This is a fine tutorial, but I must note that Rust async programming is a bad way to learn about Rust, and also is a bad way to learn about async programming. You should learn the basics of both Ruts and async programming elsewhere, and then try Rust async programming.

If you disagree, take a look at compile error in https://tokio.rs/tokio/tutorial/streams and think again. That is in fact NOT atypical. (Amusing paradox: you get less errors once you learned, but you get the most terrible errors when you are the least equipped to deal with them.)

To slightly exaggerate, I spend about half my time in Rust support chat channel in my locality to discourage people from trying Rust async programming without getting the basics of Rust. Their logic go: I am interested in Rust only for async network programming, I am not interested in Rust sync network programming, I also learn best by try using something in a project straight away, so I will just learn Rust by writing a Rust async programming project! This literally 100% fails, but people who do this really really want to do it that way, and discouragement doesn't really work, and they get really frustrated, and... I am not sure how to solve this.
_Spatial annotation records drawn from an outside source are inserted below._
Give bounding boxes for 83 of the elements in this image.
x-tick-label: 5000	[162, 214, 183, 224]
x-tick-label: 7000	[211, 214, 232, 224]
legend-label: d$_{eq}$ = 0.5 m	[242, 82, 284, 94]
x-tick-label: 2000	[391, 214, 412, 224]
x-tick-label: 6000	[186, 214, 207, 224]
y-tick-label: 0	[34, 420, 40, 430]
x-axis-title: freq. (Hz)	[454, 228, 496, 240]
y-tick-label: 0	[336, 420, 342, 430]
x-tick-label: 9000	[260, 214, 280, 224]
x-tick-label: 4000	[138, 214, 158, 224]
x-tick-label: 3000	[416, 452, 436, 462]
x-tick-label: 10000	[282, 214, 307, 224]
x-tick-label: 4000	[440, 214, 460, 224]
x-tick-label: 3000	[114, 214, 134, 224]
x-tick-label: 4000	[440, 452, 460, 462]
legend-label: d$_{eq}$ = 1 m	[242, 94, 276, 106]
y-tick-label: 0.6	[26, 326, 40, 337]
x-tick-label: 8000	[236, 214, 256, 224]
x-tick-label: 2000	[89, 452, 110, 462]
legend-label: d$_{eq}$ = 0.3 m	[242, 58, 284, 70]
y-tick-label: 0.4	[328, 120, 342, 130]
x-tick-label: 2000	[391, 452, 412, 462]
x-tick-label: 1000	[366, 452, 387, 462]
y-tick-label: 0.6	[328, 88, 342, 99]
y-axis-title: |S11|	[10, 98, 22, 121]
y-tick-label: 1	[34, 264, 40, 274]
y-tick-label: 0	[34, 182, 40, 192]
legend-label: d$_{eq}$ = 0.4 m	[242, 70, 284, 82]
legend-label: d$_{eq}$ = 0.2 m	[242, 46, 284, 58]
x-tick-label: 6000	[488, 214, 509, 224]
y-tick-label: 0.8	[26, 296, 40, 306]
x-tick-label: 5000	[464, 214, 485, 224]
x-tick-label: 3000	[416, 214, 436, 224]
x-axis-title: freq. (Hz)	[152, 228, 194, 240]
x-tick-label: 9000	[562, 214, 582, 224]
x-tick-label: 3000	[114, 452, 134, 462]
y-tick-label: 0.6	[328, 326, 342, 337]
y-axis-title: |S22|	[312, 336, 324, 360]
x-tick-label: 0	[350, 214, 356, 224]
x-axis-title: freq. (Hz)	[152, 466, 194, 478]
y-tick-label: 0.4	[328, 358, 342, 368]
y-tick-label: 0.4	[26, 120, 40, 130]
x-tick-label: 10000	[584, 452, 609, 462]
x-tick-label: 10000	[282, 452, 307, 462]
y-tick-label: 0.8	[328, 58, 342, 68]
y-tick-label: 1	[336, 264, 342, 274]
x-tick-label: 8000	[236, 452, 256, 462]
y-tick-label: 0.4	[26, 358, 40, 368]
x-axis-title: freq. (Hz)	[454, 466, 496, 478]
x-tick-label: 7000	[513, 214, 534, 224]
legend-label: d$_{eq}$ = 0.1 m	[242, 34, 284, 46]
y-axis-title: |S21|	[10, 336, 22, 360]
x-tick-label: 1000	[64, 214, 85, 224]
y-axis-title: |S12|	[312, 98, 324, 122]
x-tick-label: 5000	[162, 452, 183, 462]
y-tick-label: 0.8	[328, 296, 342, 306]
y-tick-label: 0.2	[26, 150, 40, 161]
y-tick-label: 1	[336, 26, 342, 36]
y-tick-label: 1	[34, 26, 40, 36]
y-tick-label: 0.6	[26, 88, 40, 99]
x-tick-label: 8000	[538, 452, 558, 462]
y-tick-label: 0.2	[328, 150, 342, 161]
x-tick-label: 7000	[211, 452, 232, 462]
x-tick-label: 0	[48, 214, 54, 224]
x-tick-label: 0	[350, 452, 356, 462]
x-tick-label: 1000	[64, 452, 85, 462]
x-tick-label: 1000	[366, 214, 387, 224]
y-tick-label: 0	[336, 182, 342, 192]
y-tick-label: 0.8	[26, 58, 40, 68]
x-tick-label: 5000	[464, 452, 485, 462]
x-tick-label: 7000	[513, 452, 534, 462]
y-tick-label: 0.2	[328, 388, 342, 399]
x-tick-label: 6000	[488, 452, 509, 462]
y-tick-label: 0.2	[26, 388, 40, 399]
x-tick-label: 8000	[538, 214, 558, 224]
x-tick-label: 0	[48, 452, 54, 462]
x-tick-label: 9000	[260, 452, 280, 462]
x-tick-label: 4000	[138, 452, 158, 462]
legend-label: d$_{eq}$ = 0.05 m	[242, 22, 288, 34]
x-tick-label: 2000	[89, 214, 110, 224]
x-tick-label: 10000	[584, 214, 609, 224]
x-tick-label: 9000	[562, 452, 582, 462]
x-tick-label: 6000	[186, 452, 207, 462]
What are good resources to learn async concepts? Is there some resource which covers past and present across various languages? A resource which would conceptually cover - sync, async, blocking, non-blocking, threading, event loop/reactor, coroutines, futures/promises, async/await, fibres/green-threads, etc.


With my Windows/UWP and Android hat on, this only works when async is the only model available and the whole stack is designed for async programming, thus making it somehow easier do follow up on it.

This is actually the reason why those stacks don't offer sync APIs.


I think async is for infraestructure writers of a very small selection of libs and servers (web server, db server, etc).

For the rest of us, is parallel and batch that is more useful imho, with at most, the ability to do something in the "background".


Yeah. `async` involves a lot of sophisticated and bleeding edge machinery, and is not really "fully ready" for wide-consumption, IMO.

What's funny is that while `async` is great tool to have 99% of programs will not see a difference.


I think wide consumption is getting there, but I don't think it will be ever ready for consumption by learners. There is just a lot under the hood.

(It pains me to write that because otherwise I am very much against Joel's law of leaky abstractions, I believe in aiming for leak-proof abstractions, and I know they are possible. It's just that it probably is not always possible, and it is especially hard to abstract learnability, and it is a lot of work even when it is possible.)

While I also think most people do not need async and will not see differences, I focus on learning aspect and refrain from saying "you probably don't need it", because I found people are not stupid and people who insist on async usually have actual need for async. This may be due to what kind of people congregate on my local community and may not hold elsewhere though.


i haven’t had any issues with compile errors but holy moly when i forget to await something or block a thread...

if I didn’t know Rust decently already those problems would have broken me


Hold on, there is way more documentation than before ! Things like “when to use std::sync::mutex vs tokio::sync::mutex” were not there 1 version ago ! additionally, framing and streams will be of great help for my current project!


Redis is one of those things that deceptively looks like it would be easy to build in the eyes of a beginner engineer but in reality is a great technical achievement.


Don't just tease the subject, share some highlights!


This is pretty neat. I’ve always thought Redis was a good way (and arguably a better one) to get to grips with network code in a new language/runtime.

I did it for asyncio, Go, Clojure and a few other things.